KETIKA FAKTOR PENYEBAB KEMISKINAN DIPERTANYAKAN
Sebelum tahun 1997 masalah
kemiskinan di Indonesia dipandang sebagai masalah konvensional yang akan
berkurang dengan sendirinya apabila kemajuan pembangunan di bidang ekonomi dan
infrastruktur berhasil dicapai. Pasca krisis multidimensional pada tahun 1997 –
1998 masalah kemiskinan menjadi masalah yang mengemuka karena jumlah penduduk
miskin meningkat sangat tajam. Perhatian pemerintah terhadap masalah kemiskinan
tidak terbatas pada kondisi kehidupan masyarakat yang menurun kualitasnya
karena lemahnya daya beli tetapi juga karena masalah kemiskinan ditengarai
sebagai pemicu timbulnya berbagai masalah sosial lain, seperti pengemis, perdagangan
anak dan perempuan, anak jalanan dan anak terlantar.
Untuk mengatasi masalah kemiskinan,
pemerintah telah menetapkan kebijakan dan langkah-langkah konsolidasi
program-program penanggulangan kemiskinan dengan berbagai sektor[1]
dan pihak-pihak yang peduli[2]
terhadap masalah kemiskinan.
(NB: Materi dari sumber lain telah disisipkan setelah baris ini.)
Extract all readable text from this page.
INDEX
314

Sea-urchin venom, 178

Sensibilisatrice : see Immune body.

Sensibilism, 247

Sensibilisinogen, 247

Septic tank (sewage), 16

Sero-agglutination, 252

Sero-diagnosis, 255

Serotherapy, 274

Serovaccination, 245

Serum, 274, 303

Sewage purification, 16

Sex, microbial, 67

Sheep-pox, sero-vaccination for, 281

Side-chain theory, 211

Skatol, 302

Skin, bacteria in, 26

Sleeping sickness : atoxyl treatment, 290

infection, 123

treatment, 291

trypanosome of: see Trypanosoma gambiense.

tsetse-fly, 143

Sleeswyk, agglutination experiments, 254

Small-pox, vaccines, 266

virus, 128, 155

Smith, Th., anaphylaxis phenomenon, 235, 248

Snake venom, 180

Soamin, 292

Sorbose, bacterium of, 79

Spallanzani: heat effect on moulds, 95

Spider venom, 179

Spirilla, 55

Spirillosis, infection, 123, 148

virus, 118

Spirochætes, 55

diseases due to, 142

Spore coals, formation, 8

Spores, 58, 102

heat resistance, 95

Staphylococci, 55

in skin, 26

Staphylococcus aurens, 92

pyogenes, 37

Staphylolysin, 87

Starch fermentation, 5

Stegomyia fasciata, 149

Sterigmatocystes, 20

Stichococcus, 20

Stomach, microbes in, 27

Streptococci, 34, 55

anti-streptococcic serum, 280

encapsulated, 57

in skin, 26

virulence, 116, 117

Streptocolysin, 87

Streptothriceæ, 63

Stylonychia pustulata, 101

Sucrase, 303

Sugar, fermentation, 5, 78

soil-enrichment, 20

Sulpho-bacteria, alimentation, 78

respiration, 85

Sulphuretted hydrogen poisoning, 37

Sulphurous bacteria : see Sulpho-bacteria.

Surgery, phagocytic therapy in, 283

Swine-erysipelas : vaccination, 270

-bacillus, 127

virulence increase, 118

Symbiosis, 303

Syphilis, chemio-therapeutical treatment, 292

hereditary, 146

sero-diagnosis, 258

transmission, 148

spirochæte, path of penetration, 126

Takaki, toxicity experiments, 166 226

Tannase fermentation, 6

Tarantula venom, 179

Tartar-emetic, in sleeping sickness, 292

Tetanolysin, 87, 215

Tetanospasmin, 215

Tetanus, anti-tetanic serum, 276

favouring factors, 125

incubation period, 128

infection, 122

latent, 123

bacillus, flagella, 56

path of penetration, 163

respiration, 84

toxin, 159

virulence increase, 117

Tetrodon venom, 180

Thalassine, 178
Kebijakan dan langkah-langkah penanggulangan
kemiskinan tersebut terdiri atas tiga paket program yang bertujuan untuk
memberikan perlindungan dan pemenuhan hak. Pertama, pemenuhan hak atas
pendidikan, kesehatan, pangan, sanitasi dan air bersih. Paket program pertama
ini disebut sebagai program bantuan dan perlindungan sosial. Jenis bantuan pada
paket program pertama adalah bantuan beras untuk keluarga miskin (Raskin), dana
BOS, BLT, PKH dan Jaminan Kesehatan Masyarakat (Jamkesmas). Kedua, pemenuhan
hak atas berpartisipasi, kesempatan kerja dan berusaha, tanah, sumber daya alam
dan lingkungan hidup serta perumahan. Paket program kedua disebut sebagai
program pemberdayaan masyarakat yang lebih dikenal sebagai Program Nasional Pemberdayaan
Masyarakat (PNPM) PNPM Mandiri. Ketiga, pemenuhan hak atas kesempatan berusaha
dan bekerja serta sumber daya alam dan lingkungan hidup. Paket program ini
disebut sebagai program pemberdayaan usaha mikro dan kecil. Jenis bantuan pada
paket program ini adalah kredit usaha rakyat (KUR) dan bantuan modal bagi usaha
kecil dan menengah (UKM).
Dari masing-masing paket program
tersebut dapat dilihat bahwa program pemberdayaan masyarakat berada pada paket
program yang kedua. Sasaran program pemberdayaan adalah masyarakat yang berada
di sekitar garis kemiskinan dan rentan terperosok dalam kondisi miskin ketika
mengalami guncangan yang disebabkan oleh berbagai krisis seperti krisis ekonomi
atau krisis politik[3].
Kebijakan yang ditetapkan dalam PNPM Mandiri[4]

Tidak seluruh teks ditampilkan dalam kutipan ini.